Трах!.. Локоть ударился о край стола, и она проснулась. По купе плавало утро. «Спишь? – упрекнула себя, – протри глаза – в Европу катишь»! Но любоваться было особенно нечем. За окном проползали всё те же лохматые кусты акаций и заросли надоевшего американского клена. Будто и не весна вовсе.
Вторые сутки одинокая пассажирка поезда Москва-Прага наслаждалась одиночеством в одиночном купе, где был даже свой кран с водой и раковина, и можно никуда не ходить, не тревожить проводника, ни с кем не общаться. И какая разница, мимо каких полустанков катит она сейчас в своё будущее.
Бряк, стук, лязг, грохот сцеплений отдавались музыкой в душе, пустой, как заброшенная нора. Там-там-там-там!.. – неслось из-под вагонных колес. Кто там? Что там и как там, волновали неясные, бледные, как разбавленная акварель, предчувствия.

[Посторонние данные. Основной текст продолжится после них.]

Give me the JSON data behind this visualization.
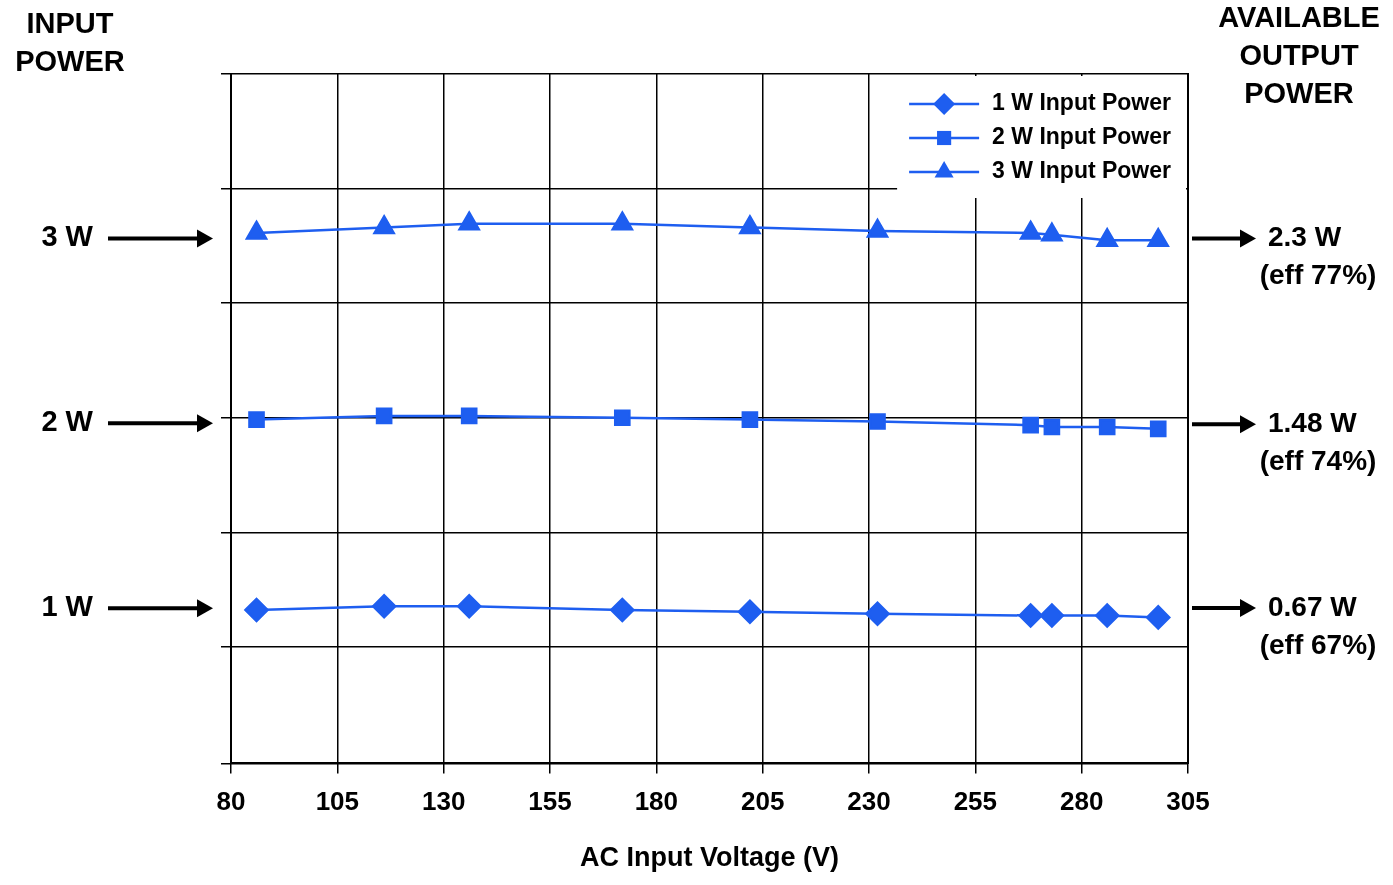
{
  "chart_data": {
    "type": "line",
    "xlabel": "AC Input Voltage (V)",
    "ylabel": "INPUT POWER",
    "y2label": "AVAILABLE OUTPUT POWER",
    "x": [
      86,
      116,
      136,
      172,
      202,
      232,
      268,
      273,
      286,
      298
    ],
    "series": [
      {
        "name": "1 W Input Power",
        "color": "#1e5ef0",
        "marker": "diamond",
        "values": [
          0.99,
          1.01,
          1.01,
          0.99,
          0.98,
          0.97,
          0.96,
          0.96,
          0.96,
          0.95
        ]
      },
      {
        "name": "2 W Input Power",
        "color": "#1e5ef0",
        "marker": "square",
        "values": [
          2.02,
          2.04,
          2.04,
          2.03,
          2.02,
          2.01,
          1.99,
          1.98,
          1.98,
          1.97
        ]
      },
      {
        "name": "3 W Input Power",
        "color": "#1e5ef0",
        "marker": "triangle",
        "values": [
          3.03,
          3.06,
          3.08,
          3.08,
          3.06,
          3.04,
          3.03,
          3.02,
          2.99,
          2.99
        ]
      }
    ],
    "xlim": [
      80,
      305
    ],
    "xticks": [
      80,
      105,
      130,
      155,
      180,
      205,
      230,
      255,
      280,
      305
    ],
    "ylim": [
      0.16,
      3.89
    ],
    "yticks": [
      {
        "value": 0.16,
        "label": null
      },
      {
        "value": 0.79,
        "label": null
      },
      {
        "value": 1,
        "label": "1 W"
      },
      {
        "value": 1.41,
        "label": null
      },
      {
        "value": 2,
        "label": "2 W"
      },
      {
        "value": 2.03,
        "label": null
      },
      {
        "value": 2.65,
        "label": null
      },
      {
        "value": 3,
        "label": "3 W"
      },
      {
        "value": 3.27,
        "label": null
      },
      {
        "value": 3.89,
        "label": null
      }
    ],
    "y2lim": [
      -0.015,
      3.025
    ],
    "y2ticks": [
      {
        "value": 0.67,
        "label": "0.67 W"
      },
      {
        "value": 1.48,
        "label": "1.48 W"
      },
      {
        "value": 2.3,
        "label": "2.3 W"
      }
    ],
    "annotations": [
      "(eff 67%)",
      "(eff 74%)",
      "(eff 77%)"
    ],
    "grid": true,
    "legend": "top right",
    "line_style": "solid"
  }
}
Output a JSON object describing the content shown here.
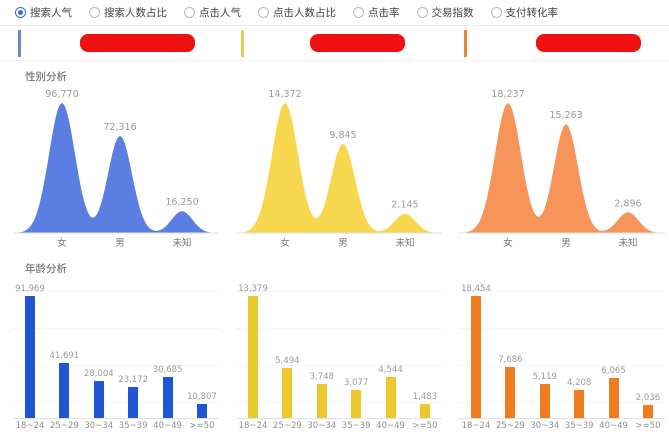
{
  "filters": {
    "options": [
      {
        "label": "搜索人气",
        "selected": true
      },
      {
        "label": "搜索人数占比",
        "selected": false
      },
      {
        "label": "点击人气",
        "selected": false
      },
      {
        "label": "点击人数占比",
        "selected": false
      },
      {
        "label": "点击率",
        "selected": false
      },
      {
        "label": "交易指数",
        "selected": false
      },
      {
        "label": "支付转化率",
        "selected": false
      }
    ]
  },
  "legend": {
    "columns": [
      {
        "accent_color": "#6f87c5",
        "redacted": true
      },
      {
        "accent_color": "#e6cf4e",
        "redacted": true
      },
      {
        "accent_color": "#e8833c",
        "redacted": true
      }
    ],
    "redaction_color": "#ef1111"
  },
  "sections": {
    "gender_title": "性别分析",
    "age_title": "年龄分析"
  },
  "chart_data": [
    {
      "type": "area",
      "section": "gender",
      "column": 1,
      "color": "#5b7ee3",
      "categories": [
        "女",
        "男",
        "未知"
      ],
      "values": [
        96770,
        72316,
        16250
      ],
      "ylim": [
        0,
        100000
      ],
      "grid": false
    },
    {
      "type": "area",
      "section": "gender",
      "column": 2,
      "color": "#f6d74d",
      "categories": [
        "女",
        "男",
        "未知"
      ],
      "values": [
        14372,
        9845,
        2145
      ],
      "ylim": [
        0,
        15000
      ],
      "grid": false
    },
    {
      "type": "area",
      "section": "gender",
      "column": 3,
      "color": "#f79459",
      "categories": [
        "女",
        "男",
        "未知"
      ],
      "values": [
        18237,
        15263,
        2896
      ],
      "ylim": [
        0,
        19000
      ],
      "grid": false
    },
    {
      "type": "bar",
      "section": "age",
      "column": 1,
      "color": "#1f56d6",
      "categories": [
        "18~24",
        "25~29",
        "30~34",
        "35~39",
        "40~49",
        ">=50"
      ],
      "values": [
        91969,
        41691,
        28004,
        23172,
        30685,
        10807
      ],
      "ylim": [
        0,
        95000
      ],
      "grid": true
    },
    {
      "type": "bar",
      "section": "age",
      "column": 2,
      "color": "#edc72e",
      "categories": [
        "18~24",
        "25~29",
        "30~34",
        "35~39",
        "40~49",
        ">=50"
      ],
      "values": [
        13379,
        5494,
        3748,
        3077,
        4544,
        1483
      ],
      "ylim": [
        0,
        14000
      ],
      "grid": true
    },
    {
      "type": "bar",
      "section": "age",
      "column": 3,
      "color": "#ef7d1f",
      "categories": [
        "18~24",
        "25~29",
        "30~34",
        "35~39",
        "40~49",
        ">=50"
      ],
      "values": [
        18454,
        7686,
        5119,
        4208,
        6065,
        2036
      ],
      "ylim": [
        0,
        19000
      ],
      "grid": true
    }
  ]
}
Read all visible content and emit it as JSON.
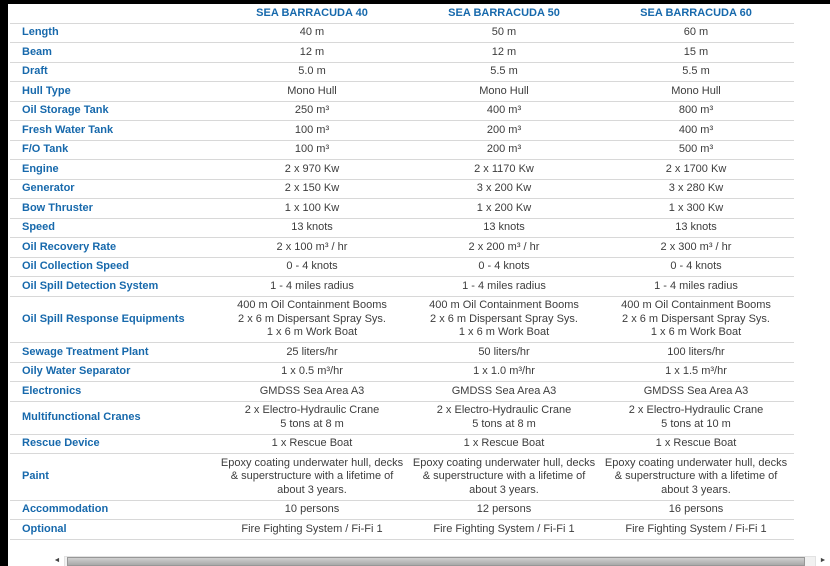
{
  "colors": {
    "accent": "#1769ac",
    "value_text": "#3d3d3d",
    "divider": "#d8d8d8",
    "frame": "#000000"
  },
  "table": {
    "headers": [
      "SEA BARRACUDA 40",
      "SEA BARRACUDA 50",
      "SEA BARRACUDA 60"
    ],
    "rows": [
      {
        "label": "Length",
        "values": [
          "40 m",
          "50 m",
          "60 m"
        ]
      },
      {
        "label": "Beam",
        "values": [
          "12 m",
          "12 m",
          "15 m"
        ]
      },
      {
        "label": "Draft",
        "values": [
          "5.0 m",
          "5.5 m",
          "5.5 m"
        ]
      },
      {
        "label": "Hull Type",
        "values": [
          "Mono Hull",
          "Mono Hull",
          "Mono Hull"
        ]
      },
      {
        "label": "Oil Storage Tank",
        "values": [
          "250 m³",
          "400 m³",
          "800 m³"
        ]
      },
      {
        "label": "Fresh Water Tank",
        "values": [
          "100 m³",
          "200 m³",
          "400 m³"
        ]
      },
      {
        "label": "F/O Tank",
        "values": [
          "100 m³",
          "200 m³",
          "500 m³"
        ]
      },
      {
        "label": "Engine",
        "values": [
          "2 x 970 Kw",
          "2 x 1170 Kw",
          "2 x 1700 Kw"
        ]
      },
      {
        "label": "Generator",
        "values": [
          "2 x 150 Kw",
          "3 x 200 Kw",
          "3 x 280 Kw"
        ]
      },
      {
        "label": "Bow Thruster",
        "values": [
          "1 x 100 Kw",
          "1 x 200 Kw",
          "1 x 300 Kw"
        ]
      },
      {
        "label": "Speed",
        "values": [
          "13 knots",
          "13 knots",
          "13 knots"
        ]
      },
      {
        "label": "Oil Recovery Rate",
        "values": [
          "2 x 100 m³ / hr",
          "2 x 200 m³ / hr",
          "2 x 300 m³ / hr"
        ]
      },
      {
        "label": "Oil Collection Speed",
        "values": [
          "0 - 4 knots",
          "0 - 4 knots",
          "0 - 4 knots"
        ]
      },
      {
        "label": "Oil Spill Detection System",
        "values": [
          "1 - 4 miles radius",
          "1 - 4 miles radius",
          "1 - 4 miles radius"
        ]
      },
      {
        "label": "Oil Spill Response Equipments",
        "values": [
          "400 m Oil Containment Booms\n2 x 6 m Dispersant Spray Sys.\n1 x 6 m Work Boat",
          "400 m Oil Containment Booms\n2 x 6 m Dispersant Spray Sys.\n1 x 6 m Work Boat",
          "400 m Oil Containment Booms\n2 x 6 m Dispersant Spray Sys.\n1 x 6 m Work Boat"
        ]
      },
      {
        "label": "Sewage Treatment Plant",
        "values": [
          "25 liters/hr",
          "50 liters/hr",
          "100 liters/hr"
        ]
      },
      {
        "label": "Oily Water Separator",
        "values": [
          "1 x 0.5 m³/hr",
          "1 x 1.0 m³/hr",
          "1 x 1.5 m³/hr"
        ]
      },
      {
        "label": "Electronics",
        "values": [
          "GMDSS Sea Area A3",
          "GMDSS Sea Area A3",
          "GMDSS Sea Area A3"
        ]
      },
      {
        "label": "Multifunctional Cranes",
        "values": [
          "2 x Electro-Hydraulic Crane\n5 tons at 8 m",
          "2 x Electro-Hydraulic Crane\n5 tons at 8 m",
          "2 x Electro-Hydraulic Crane\n5 tons at 10 m"
        ]
      },
      {
        "label": "Rescue Device",
        "values": [
          "1 x Rescue Boat",
          "1 x Rescue Boat",
          "1 x Rescue Boat"
        ]
      },
      {
        "label": "Paint",
        "values": [
          "Epoxy coating underwater hull, decks & superstructure with a lifetime of about 3 years.",
          "Epoxy coating underwater hull, decks & superstructure with a lifetime of about 3 years.",
          "Epoxy coating underwater hull, decks & superstructure with a lifetime of about 3 years."
        ]
      },
      {
        "label": "Accommodation",
        "values": [
          "10 persons",
          "12 persons",
          "16 persons"
        ]
      },
      {
        "label": "Optional",
        "values": [
          "Fire Fighting System / Fi-Fi 1",
          "Fire Fighting System / Fi-Fi 1",
          "Fire Fighting System / Fi-Fi 1"
        ]
      }
    ]
  },
  "scrollbar": {
    "left_arrow_icon": "◄",
    "right_arrow_icon": "►"
  }
}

И казалось, то, к чему несся состав, тоже в нетерпении ожидает встречу. Угадать бы, угрозу выстукивают колеса или освобождение.
– Прорвемся! – отбрасывались прочь остатки сомнений, еще шевелящихся по углам души мохнатой паутиной. Впереди, как ни крути, другая жизнь. И она согласится с любой, лишь бы не лицезреть всех этих ленусиков, паш, глаш, вовчиков. Знать на месяцы вперед всё обо всех, каждый свой и чужой шаг, настроения, положения. А гороховый суп со шкварками каждую вторую среду! Попробуй не свари. Муж умучится огорчением, что порушены бабушкины устои семейной жизни.
Ее вчерашнее существование – как мертвая поляна с мусором засохших цветов. Пепел вчерашних радостей, потускневшие осколки мгновений, казавшихся вечными. Тряпье, труха, совершеннейшая бессмысленность. Как, ну как она еще не сдохла со скуки?! Да почти что сдохла, надо признать. Разве эта толстая, прокисшая, злая, с вздернутой презрением ко всему на свете губой – Нина? Та, прежняя?… Постоянное раздражение жрет ее сильнее, чем водка печень. Ой, нет. Не в купе сидит она сейчас, а убегает, убегает, убегает от морока прочь. И думать пора – о грядущем. Старая, обрыдшая до тошноты, жизнь отвалилась в сторону, едва тронулся поезд.
– Милочка, вы наконец-то в пути, и вряд ли скоро остановитесь, – с радостным, даже каким-то провоцирующим волнением, думала она. – Обратная дорога не скоро. Черта с два вы попретесь обратно в ближайшее время! Не дождутся. Не трусьте, милочка. Худшее уже было.
До границы больше трех часов. Можно опять вздремнуть. Спасибо Катьке Масловой. Та сбежала первой. Не почуяв никаких знаков, Нина тогда только злилась и не верила ни единому слову хвастливых посланий.
– Завидуешь, так и признайся! – отмахивались от её нудья товарки, восторженно обсуждая, какая Катерина везучая и пробивная.
– А вы благородные, вы от широты душевной радуетесь, как же! – молча раздражалась Нина, пытаясь сдерживаться, не вступать в обсуждение катькиной фортуны.
Вовсе она не завидовала! Заграницы, что ли, не видала?! Ну, не видала. И не собирается. Знаем: везде хорошо, где нас нет. Досада обуяла. Досада, и только. Почему другой, опять не она – некогда умница и оригиналка, талант, уникум, вырвался из этой трясины? Разве Катьке больше, чем ей, нужна свобода?!
Она отмалчивалась на восторги вокруг бывшей коллеги по прилавку. Но зудело и зудело внутри что-то, обрывавшее трудно достигнутое смирение, которым была затянута её неудавшаяся судьба.
Вот до чего ты докатилась, Нина Картузова! Безграмотные продавщицы считают тебя вздорной бабой, снисходят до странностей характера – чокнутая! И в струю-то не попадает, когда серьезный разговор, и шутки-то не смешные, и всегда не по адресу. И всех-то она за дураков держит, а сама слова дельного сказать не может. Так меня, так!.. Сама с собой говорю – как рябину незрелую жую. А почему? Не в настроении она всегда. Никогда, ни на что, никакого настроения.